What was greatest in regard to the powers of nature? Was it turning the water into wine or multiplying the loaves and fishes? Or was it not perhaps in controlling the wind and the waves? No one else has been able to do that.
But His greatest work of all was to reveal the Father. When you realize that when Jesus left this scene, committing His gospel to a little group of eleven men in order that they might carry it to the ends of the earth, at that time the whole world with the exception of a few in Israel, was lost in the darkness of heathenism. But in three hundred years Christianity closed nearly all the temples of the heathen Roman Empire, and numbered its converts by millions. These were the greater works, and down through the centuries He still carries on this ministry.
In the sixth place, notice His promise to hear the prayers of His servants. “Whatsoever ye shall ask in my name, that will I do” (John 14:13). “[If] ye shall ask any thing in my name, I will do it.” Now somebody speaks up and says, “Well, I asked God for something in the name of His Son, Jesus Christ, and He did not do it.” Oh, but that was not necessarily asking in His name. To ask in His name is to ask by His authority, that is, to pray in accordance with His revealed will. It is as though He said to us, “Whatever you ask by My authority, I will do.” And so what you and I need is to be sure that we understand His will and that we have His authority for the requests that we make.

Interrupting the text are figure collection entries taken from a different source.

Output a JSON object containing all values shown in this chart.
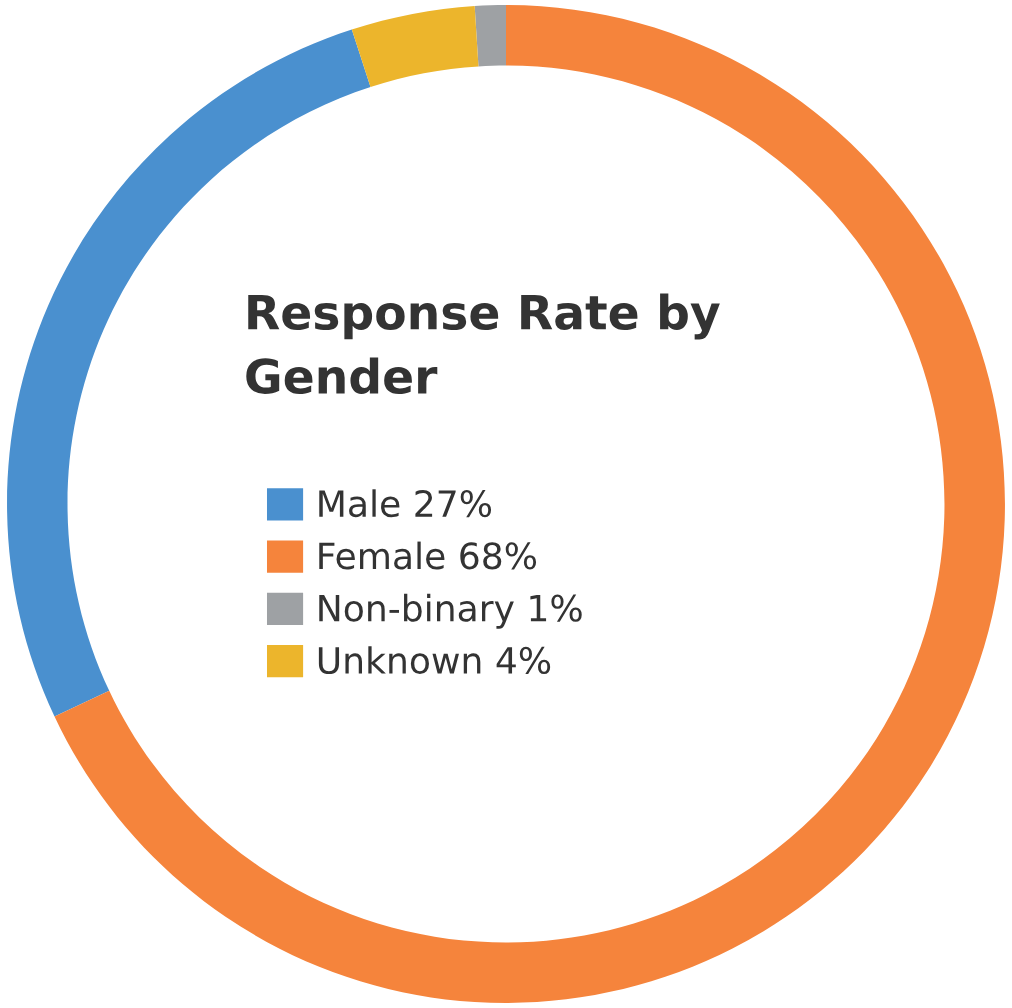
{
  "chart_data": {
    "type": "donut",
    "title": "Response Rate by Gender",
    "categories": [
      "Male",
      "Female",
      "Non-binary",
      "Unknown"
    ],
    "values": [
      27,
      68,
      1,
      4
    ],
    "value_labels": [
      "27%",
      "68%",
      "1%",
      "4%"
    ],
    "colors": [
      "#4a90cf",
      "#f5843c",
      "#9ea1a4",
      "#ecb52c"
    ],
    "legend": "center"
  }
}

The seventh thing is this: our Lord’s one purpose. The last part of verse 13 reads, “That the Father may be glorified in the Son.” It was the delight of the Lord Jesus, while here on earth, to glorify the Father, and now it is the joy of His heart to see His people carry on the mission He has given. Every time a soul is saved, it is to the glory of the Father and this is the joy of the Son. Every thing we do in loving obedience to His Word is that the Father may be glorified.